Konsep Kosmologi & Jejak Seni Rupa Bali Dari Masa Lampau


Seni Rupa Dari Ekspansi Majapahit dan Kehadiran Seni Lukis Wayang

Kemudian ketika Majapahit menundukkan Bali dan mendirikan pusat pemerintahan baru di Samprangan, kemudian pindah ke Gelgel dan terakhir dipindahkan lagi ke Klungkung. Dikenal istilah sangging, dan menjadi nama banjar tepatnya desa Kamasan Klungkung daerah yang terkenal dengan seni lukis wayang. Dalam perkembangannya istilah ini identik dengan profesi mengukir dan melukis terutama wayang.

Menimbang seni lukis wayang Bali pertama kali memang lahir dari Klungkung. Sebagai bagian dari kekuasaan Majapahit di Bali, kerajaan Klungkung mencapai masa keemasan pada saat pemerintahan Dalem Waturenggong (abad 14-15 masehi) dengan pusat kerajaan berada di Keraton Gelgel. Meskipun belum ada sumber yang secara jelas menyatakan, konon masa inilah seni lukis (gambar) wayang Kamasan mulai mendapat perhatian, sebagai penghias kebesaran Puri. Ada beberapa pendapat yang menjelaskan mengenai keberadaan seni lukis wayang Kamasan ini, menurut Ida Bagus Kautra “berdasarkan tema dan bentuk, lukisan wayang diperkirakan merupakan perkembangan dari seni gambar Prasi”. Sementara Wayan Putra (Kamasan) “seni lukis ini berasal dari perkembangan wayang kulit. Berdasarkan ciri-ciri teknik pembuatan, aturan-aturan bentuk, penampilan wajah (wanda) tak jauh berbeda dari wayang kulit”. Hal ini dapat dikaitkan dengan cerita pada Babad Dalem diceritakan bahwa di Gelgel Sri Dalam Semara Kepakisan pernah pergi ke Majapahit dan pulangnya membawa beberapa pusaka termasuk sekeropak wayang kulit (Suartha, 1993).

Kemungkinan besar wayang kulit itulah yang menjadi dasar pengembangan seni lukis wayang Kamasan. Fakta lain yang dapat menguatkan hal ini justru dapat dilihat dari sosok sangging dan undagi yang kemudian sebagai maestro seni lukis modern asal Ubud yaitu Gusti Nyoman Lempad.
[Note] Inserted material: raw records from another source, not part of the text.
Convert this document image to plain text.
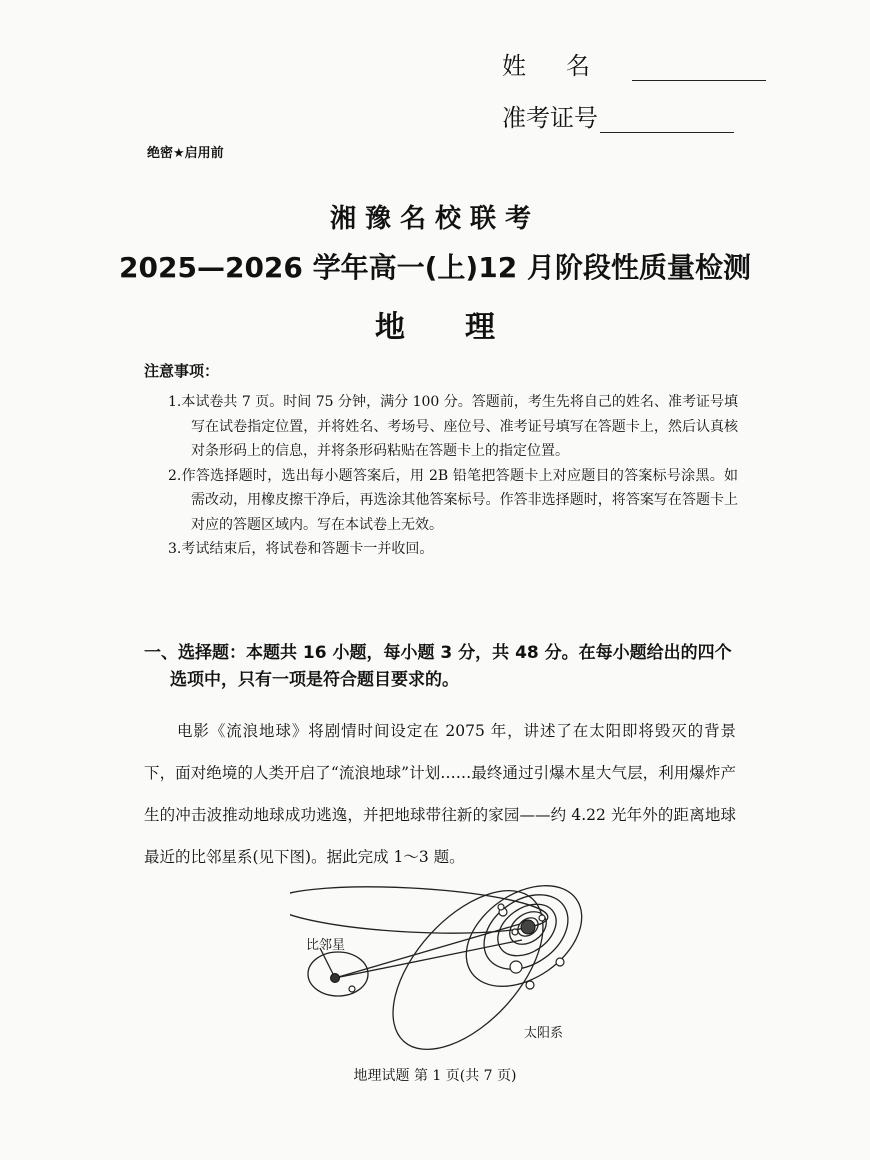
姓名
准考证号
绝密★启用前
湘豫名校联考
2025—2026 学年高一(上)12 月阶段性质量检测
地理
注意事项：

1.本试卷共 7 页。时间 75 分钟，满分 100 分。答题前，考生先将自己的姓名、准考证号填写在试卷指定位置，并将姓名、考场号、座位号、准考证号填写在答题卡上，然后认真核对条形码上的信息，并将条形码粘贴在答题卡上的指定位置。

2.作答选择题时，选出每小题答案后，用 2B 铅笔把答题卡上对应题目的答案标号涂黑。如需改动，用橡皮擦干净后，再选涂其他答案标号。作答非选择题时，将答案写在答题卡上对应的答题区域内。写在本试卷上无效。

3.考试结束后，将试卷和答题卡一并收回。

一、选择题：本题共 16 小题，每小题 3 分，共 48 分。在每小题给出的四个选项中，只有一项是符合题目要求的。

电影《流浪地球》将剧情时间设定在 2075 年，讲述了在太阳即将毁灭的背景下，面对绝境的人类开启了“流浪地球”计划……最终通过引爆木星大气层，利用爆炸产生的冲击波推动地球成功逃逸，并把地球带往新的家园——约 4.22 光年外的距离地球最近的比邻星系(见下图)。据此完成 1～3 题。

比邻星
太阳系
地理试题 第 1 页(共 7 页)
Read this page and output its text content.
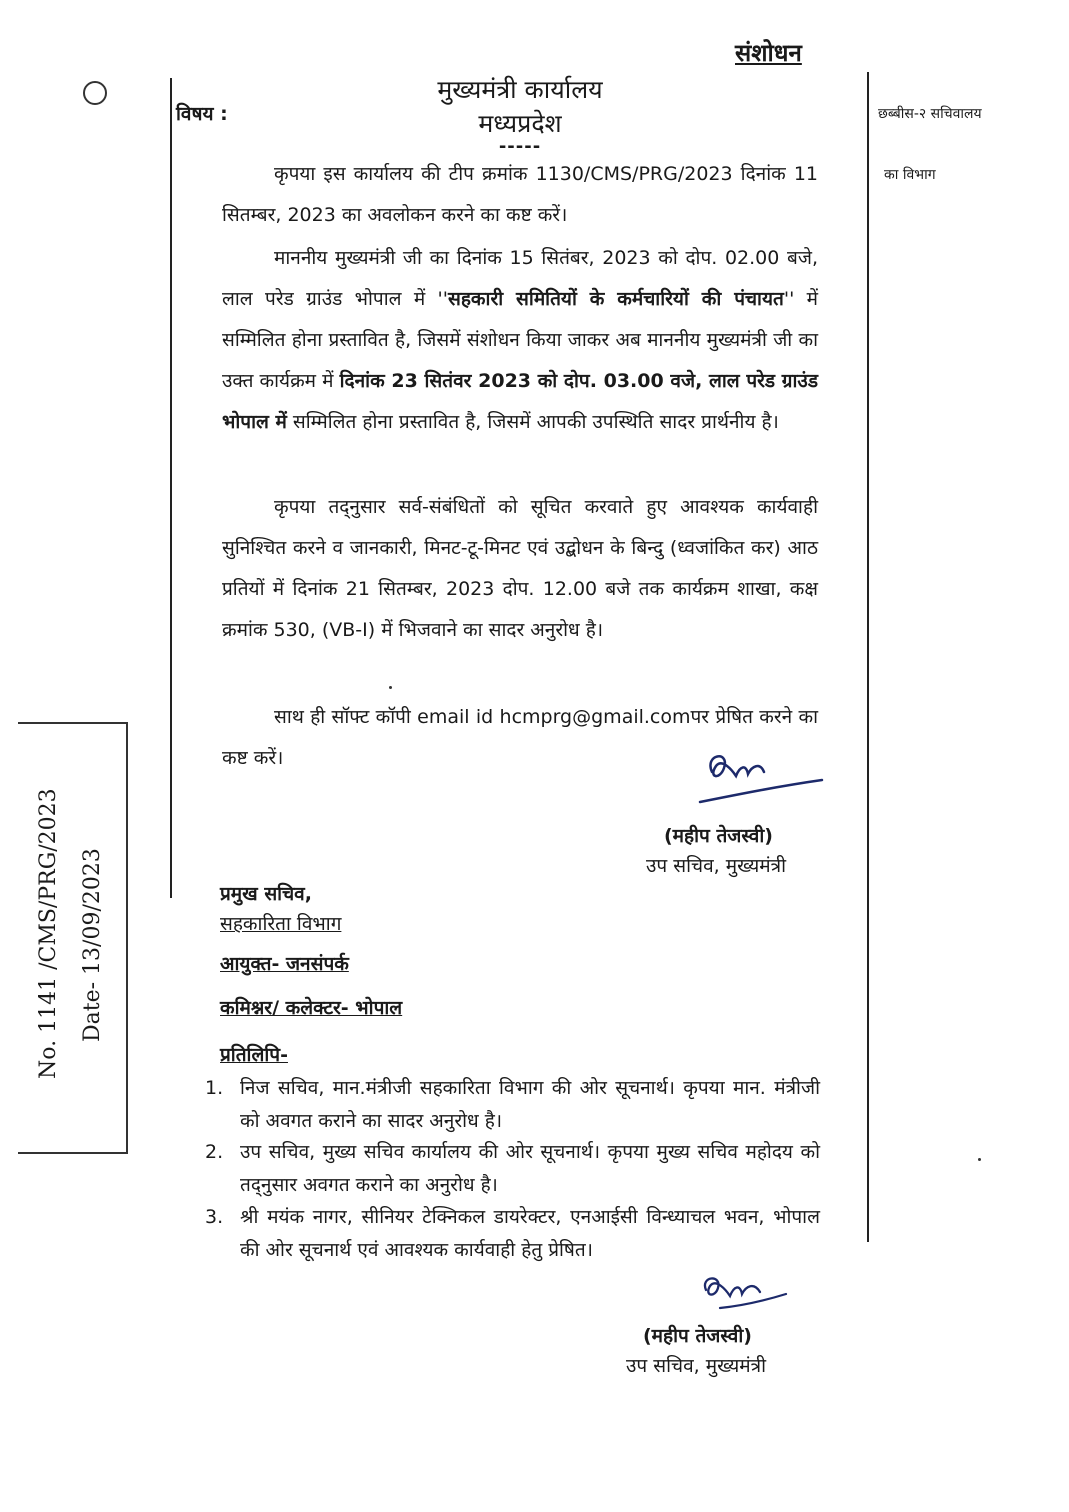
संशोधन
विषय :
मुख्यमंत्री कार्यालय
मध्यप्रदेश
-----
छब्बीस-२ सचिवालय
का विभाग
कृपया इस कार्यालय की टीप क्रमांक 1130/CMS/PRG/2023 दिनांक 11 सितम्बर, 2023 का अवलोकन करने का कष्ट करें।
माननीय मुख्यमंत्री जी का दिनांक 15 सितंबर, 2023 को दोप. 02.00 बजे, लाल परेड ग्राउंड भोपाल में ''सहकारी समितियों के कर्मचारियों की पंचायत'' में सम्मिलित होना प्रस्तावित है, जिसमें संशोधन किया जाकर अब माननीय मुख्यमंत्री जी का उक्त कार्यक्रम में दिनांक 23 सितंवर 2023 को दोप. 03.00 वजे, लाल परेड ग्राउंड भोपाल में सम्मिलित होना प्रस्तावित है, जिसमें आपकी उपस्थिति सादर प्रार्थनीय है।
कृपया तद्नुसार सर्व-संबंधितों को सूचित करवाते हुए आवश्यक कार्यवाही सुनिश्चित करने व जानकारी, मिनट-टू-मिनट एवं उद्बोधन के बिन्दु (ध्वजांकित कर) आठ प्रतियों में दिनांक 21 सितम्बर, 2023 दोप. 12.00 बजे तक कार्यक्रम शाखा, कक्ष क्रमांक 530, (VB-I) में भिजवाने का सादर अनुरोध है।
साथ ही सॉफ्ट कॉपी email id hcmprg@gmail.comपर प्रेषित करने का कष्ट करें।
(महीप तेजस्वी)
उप सचिव, मुख्यमंत्री
प्रमुख सचिव,
सहकारिता विभाग
आयुक्त- जनसंपर्क
कमिश्नर/ कलेक्टर- भोपाल
प्रतिलिपि-
1. निज सचिव, मान.मंत्रीजी सहकारिता विभाग की ओर सूचनार्थ। कृपया मान. मंत्रीजी को अवगत कराने का सादर अनुरोध है।
2. उप सचिव, मुख्य सचिव कार्यालय की ओर सूचनार्थ। कृपया मुख्य सचिव महोदय को तद्नुसार अवगत कराने का अनुरोध है।
3. श्री मयंक नागर, सीनियर टेक्निकल डायरेक्टर, एनआईसी विन्ध्याचल भवन, भोपाल की ओर सूचनार्थ एवं आवश्यक कार्यवाही हेतु प्रेषित।
(महीप तेजस्वी)
उप सचिव, मुख्यमंत्री
No. 1141 /CMS/PRG/2023 Date- 13/09/2023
Berdasarkan penelitian terhadap proses berkarya Lempad, ditemukan ada sketsanya yang menjiplak wayang kulit pada kertas, wayang jiplakan tersebut kemudian berisi garis kotak-kotak. Masih dalam satu kertas, tepat di sampingnya terdapat bentuk wayang yang sama, namun dalam ukuran lebih kecil yang juga berisikan garis kotak-kotak. Dari fakta tersebut, dapat ditafsir Lempad belajar menggambarkan bentuk wayang dari wayang kulit, dan kemudian diolah lebih kecil untuk kepentingan lukisan di kertas dengan memakai skala.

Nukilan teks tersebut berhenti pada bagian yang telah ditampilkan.